In the A16z podcast episode on “Feedback Loops” they talk about the controversial, and frankly just tricky, topic of measuring productivity. I found the whole episode interesting, but you might want to listen for 5-10 minutes from about 20:00 minutes in or just read my notes and trust I’ve heard them right 😃
My notes:
- Don’t use Lines of Code to measure productivity, you end up with pointless lines of code
- Don’t use agile velocity (i.e. story points burn down), these are more a measure of effort for capacity planning purposes (and they can be gamed)

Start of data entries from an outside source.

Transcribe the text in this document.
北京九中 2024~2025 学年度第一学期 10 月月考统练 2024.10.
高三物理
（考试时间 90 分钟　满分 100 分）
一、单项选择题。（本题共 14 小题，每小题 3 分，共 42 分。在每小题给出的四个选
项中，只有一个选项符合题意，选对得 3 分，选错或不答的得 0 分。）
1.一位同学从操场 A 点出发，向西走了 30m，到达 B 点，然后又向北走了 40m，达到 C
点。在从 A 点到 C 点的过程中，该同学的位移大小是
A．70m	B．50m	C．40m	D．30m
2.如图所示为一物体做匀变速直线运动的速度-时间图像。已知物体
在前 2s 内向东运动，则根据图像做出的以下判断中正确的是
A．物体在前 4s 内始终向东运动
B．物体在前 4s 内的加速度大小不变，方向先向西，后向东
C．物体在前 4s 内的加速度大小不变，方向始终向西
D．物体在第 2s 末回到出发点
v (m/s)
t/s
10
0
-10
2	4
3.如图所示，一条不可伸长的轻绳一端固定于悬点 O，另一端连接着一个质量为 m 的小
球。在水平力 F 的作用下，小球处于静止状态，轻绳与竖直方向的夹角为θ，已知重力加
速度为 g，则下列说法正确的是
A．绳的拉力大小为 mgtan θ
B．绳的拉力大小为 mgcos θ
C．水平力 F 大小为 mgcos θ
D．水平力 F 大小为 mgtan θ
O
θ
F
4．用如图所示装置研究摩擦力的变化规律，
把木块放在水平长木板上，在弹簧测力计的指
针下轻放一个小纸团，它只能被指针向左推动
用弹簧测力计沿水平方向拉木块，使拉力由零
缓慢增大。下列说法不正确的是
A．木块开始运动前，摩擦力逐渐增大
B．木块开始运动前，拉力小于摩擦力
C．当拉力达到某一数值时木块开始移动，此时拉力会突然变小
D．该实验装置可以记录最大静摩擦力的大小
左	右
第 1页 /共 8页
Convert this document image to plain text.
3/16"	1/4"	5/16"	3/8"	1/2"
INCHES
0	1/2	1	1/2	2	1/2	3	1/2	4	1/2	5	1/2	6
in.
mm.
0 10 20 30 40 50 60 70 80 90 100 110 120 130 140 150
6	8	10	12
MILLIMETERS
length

- The interviewees (Nicole Forsgren and Jez Humble) recommend:
- Lead time (code commit to code deploy) – they talk about this as an “outcome” not an “output”, but I’m not sure I entirely follow here, though I do see it as a measure of the whole team’s ability to deliver value (assuming that’s what the code commit delivers) to a client
- Release frequency
- Time to restore
- Change fail rate
- …but Nicole and Jez admit there are gaps here in measuring if the change delivers value (i.e. effectiveness, efficiency, customer satisfaction, delivering mission goals)
I wonder if there’s a “time to positive outcome” metric (using the outcomes defined when the opportunity was identified), which would encourage tight iteration to allow frequent course correction? Measuring a team on the outcomes they themselves define when the opportunity is identified requires a team of high moral fibre, as there’s a possibility to game it right there.
Photo credit: © Travis Wise, 2014, Dials and Gauges
Hmm tricky one.
It seems to me that most attempts to measure quantitatively these things encourage gaming the system.
Of course it’s possible to pointlessly split a task into smaller tasks to make it seem more significant. Likewise, it’s possible to game a system by selectively attacking tasks which you know in advance gets “more points”.
Also release frequency is very much a matter which needs to be decided carefully and agreed with other parties; we can’t just say “faster is better” or we’d just end up deploying a load of crappy untested code (for more points?), or spend 90% of time doing release-engineering for tiny releases?
Do you think your concerns are addressed with a blend of metrics, e.g. working to improve and balance release frequency, time to restore, and change fail rate?
I’m not convinced that measuring those things is massively useful. Change fail rate is a tricky one, what counts as a fail? Minor bug? Does it depend what the change was?
I did know one company where management calculated release “failness” to decide how many engineers to dismiss… let’s not go there.